Trabajadoras del hogar, cuidadores, manteros, temporeros, albañiles, manitas a domicilio, empleados de hostelería. son algunos de los perfiles que subsisten en lo que se conoce como la economía sumergida, en la que predominan las mujeres jóvenes y los inmigrantes sin papeles. Pero ¿cuántos pueden ser en España? Si la OIT estima que a escala mundial hay más de 2.000 millones de personas trabajando en la economía informal, no hay cálculos oficiales de cuántos puede haber aquí. Pero sí algunas estimaciones. Según un informe de Funcas, podría haber entre dos y tres millones de empleos en b, aunque esto no implica que todos trabajen en negro a tiempo completo, sino que en muchos casos sería un porcentaje de su jornada laboral. Es decir, están dados de alta por un número determinado de horas, pero pueden trabajar muchas más y reciben un 'extra' por ello que escapa de los ojos del fisco. Asempleo, la patronal de las agencias de trabajo temporal, eleva a más de cuatro millones los empleos que podrían estar bajo la sombra de la economía sumergida, lo que equivaldría al 9% de toda la población o el 18% de la población activa.

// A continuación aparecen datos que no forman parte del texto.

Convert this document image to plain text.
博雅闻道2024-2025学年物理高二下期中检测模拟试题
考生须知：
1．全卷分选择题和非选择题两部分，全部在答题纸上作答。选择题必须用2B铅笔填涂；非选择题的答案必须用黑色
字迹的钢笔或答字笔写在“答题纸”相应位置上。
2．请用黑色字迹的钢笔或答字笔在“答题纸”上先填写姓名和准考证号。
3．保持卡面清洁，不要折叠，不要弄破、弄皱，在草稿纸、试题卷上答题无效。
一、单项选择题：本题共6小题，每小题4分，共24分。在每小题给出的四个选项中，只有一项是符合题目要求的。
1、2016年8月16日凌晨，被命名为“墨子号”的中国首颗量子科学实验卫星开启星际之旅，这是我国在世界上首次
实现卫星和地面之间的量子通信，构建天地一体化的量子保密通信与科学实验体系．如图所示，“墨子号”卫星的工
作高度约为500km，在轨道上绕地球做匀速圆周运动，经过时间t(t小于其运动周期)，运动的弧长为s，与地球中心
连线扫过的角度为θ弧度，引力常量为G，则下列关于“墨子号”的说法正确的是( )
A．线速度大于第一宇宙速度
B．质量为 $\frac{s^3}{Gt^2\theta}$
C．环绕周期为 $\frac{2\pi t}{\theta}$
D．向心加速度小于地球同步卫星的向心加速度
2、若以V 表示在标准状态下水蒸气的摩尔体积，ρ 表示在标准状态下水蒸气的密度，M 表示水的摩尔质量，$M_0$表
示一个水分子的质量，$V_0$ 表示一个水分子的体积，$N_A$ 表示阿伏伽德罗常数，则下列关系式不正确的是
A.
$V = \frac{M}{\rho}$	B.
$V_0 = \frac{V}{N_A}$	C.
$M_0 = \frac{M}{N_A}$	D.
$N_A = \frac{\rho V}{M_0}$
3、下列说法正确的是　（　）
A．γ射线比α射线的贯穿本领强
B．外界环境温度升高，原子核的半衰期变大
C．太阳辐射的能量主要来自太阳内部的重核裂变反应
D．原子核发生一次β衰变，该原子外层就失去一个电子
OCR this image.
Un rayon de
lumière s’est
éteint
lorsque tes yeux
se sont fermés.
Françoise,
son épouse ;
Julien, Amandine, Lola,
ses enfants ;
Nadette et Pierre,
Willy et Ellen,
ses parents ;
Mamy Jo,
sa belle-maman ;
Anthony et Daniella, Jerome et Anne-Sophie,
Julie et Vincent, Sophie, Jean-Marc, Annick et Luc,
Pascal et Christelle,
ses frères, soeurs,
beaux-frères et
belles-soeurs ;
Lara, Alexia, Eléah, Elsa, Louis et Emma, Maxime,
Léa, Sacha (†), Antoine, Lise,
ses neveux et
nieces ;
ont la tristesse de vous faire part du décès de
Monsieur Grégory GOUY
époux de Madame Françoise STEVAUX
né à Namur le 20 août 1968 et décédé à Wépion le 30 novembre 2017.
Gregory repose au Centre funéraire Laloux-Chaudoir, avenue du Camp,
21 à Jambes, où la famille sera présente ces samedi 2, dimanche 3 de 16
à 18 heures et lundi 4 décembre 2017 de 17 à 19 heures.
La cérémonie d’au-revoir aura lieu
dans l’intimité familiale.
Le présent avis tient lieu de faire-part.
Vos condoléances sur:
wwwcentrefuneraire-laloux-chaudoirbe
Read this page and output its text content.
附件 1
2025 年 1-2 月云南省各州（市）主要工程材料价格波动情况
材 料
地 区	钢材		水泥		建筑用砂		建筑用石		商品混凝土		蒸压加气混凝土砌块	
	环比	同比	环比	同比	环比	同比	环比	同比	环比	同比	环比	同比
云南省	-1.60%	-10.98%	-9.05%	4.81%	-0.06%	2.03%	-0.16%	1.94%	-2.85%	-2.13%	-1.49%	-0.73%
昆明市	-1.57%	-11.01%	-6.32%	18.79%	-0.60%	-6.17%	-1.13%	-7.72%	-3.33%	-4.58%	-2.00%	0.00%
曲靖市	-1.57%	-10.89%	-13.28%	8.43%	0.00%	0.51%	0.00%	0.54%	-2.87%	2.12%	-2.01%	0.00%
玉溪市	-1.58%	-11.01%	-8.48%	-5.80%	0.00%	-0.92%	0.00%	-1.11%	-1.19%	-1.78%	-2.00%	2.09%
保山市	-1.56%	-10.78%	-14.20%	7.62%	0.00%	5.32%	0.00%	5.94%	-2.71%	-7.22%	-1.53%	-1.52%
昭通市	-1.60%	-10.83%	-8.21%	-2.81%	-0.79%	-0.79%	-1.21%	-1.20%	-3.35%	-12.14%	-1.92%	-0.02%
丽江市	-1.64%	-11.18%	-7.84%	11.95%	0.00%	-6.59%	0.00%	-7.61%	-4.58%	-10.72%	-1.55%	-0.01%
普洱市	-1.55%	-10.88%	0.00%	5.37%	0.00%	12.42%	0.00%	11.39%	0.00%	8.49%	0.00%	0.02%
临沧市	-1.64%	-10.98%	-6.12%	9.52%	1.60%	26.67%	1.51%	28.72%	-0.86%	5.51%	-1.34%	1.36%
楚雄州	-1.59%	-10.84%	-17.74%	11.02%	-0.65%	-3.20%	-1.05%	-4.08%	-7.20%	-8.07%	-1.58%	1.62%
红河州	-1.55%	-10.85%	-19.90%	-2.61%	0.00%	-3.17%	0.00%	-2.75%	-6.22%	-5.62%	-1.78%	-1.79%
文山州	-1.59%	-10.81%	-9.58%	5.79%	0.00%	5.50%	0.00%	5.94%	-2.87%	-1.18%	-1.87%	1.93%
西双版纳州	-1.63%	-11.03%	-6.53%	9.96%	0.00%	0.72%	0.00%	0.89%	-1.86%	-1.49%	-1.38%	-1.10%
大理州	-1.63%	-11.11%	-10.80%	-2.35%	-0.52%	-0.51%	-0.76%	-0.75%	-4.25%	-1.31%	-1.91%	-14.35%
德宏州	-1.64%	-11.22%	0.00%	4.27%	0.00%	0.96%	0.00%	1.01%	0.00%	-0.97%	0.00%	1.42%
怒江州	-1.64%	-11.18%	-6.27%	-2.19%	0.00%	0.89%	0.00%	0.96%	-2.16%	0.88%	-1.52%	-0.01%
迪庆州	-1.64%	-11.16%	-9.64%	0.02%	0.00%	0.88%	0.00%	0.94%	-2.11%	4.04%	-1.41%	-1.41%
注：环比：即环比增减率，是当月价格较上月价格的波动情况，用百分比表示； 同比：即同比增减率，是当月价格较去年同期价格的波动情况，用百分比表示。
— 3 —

Y es que España tiene una de las cifras más altas de Europa en economía sumergida, equivalente a cerca del 25% del PIB (unos 250.000 millones), explica José María Mollinedo, portavoz del Sindicato de Técnicos del Ministerio de Hacienda. Esto supone que se deja de recaudar hasta 80.000 millones al año por evasión fiscal.

Esta nueva crisis se produce en un contexto laboral donde un alto número de hogares ya vivían al día, tenían grandes problemas o directamente no podían hacer frente a gastos imprevistos y presentaban también especiales dificultades para hacer frente a los gastos de sus viviendas. Unos seis millones de personas en España, que, como estiman los estudios de la Fundación Foessa, integran la "sociedad insegura" y están más expuestos a caer en la exclusión social.

Cáritas advierte de que, "ante el tsunami de la pandemia y el parón económico, es poco realista pensar que las rentas de muchos de los hogares que se han quedado sin ingresos y que reciben una protección muy limitada del sistema de prestaciones sociales remonten pronto al alza". La organización denuncia que las condiciones de pobreza severa (ingresos de menos de 370 euros para una persona y menos de 776 euros para dos adultos y dos menores de edad) se han incrementado un 30% a causa de la covid-19 y golpea en estos momentos a un millón de personas.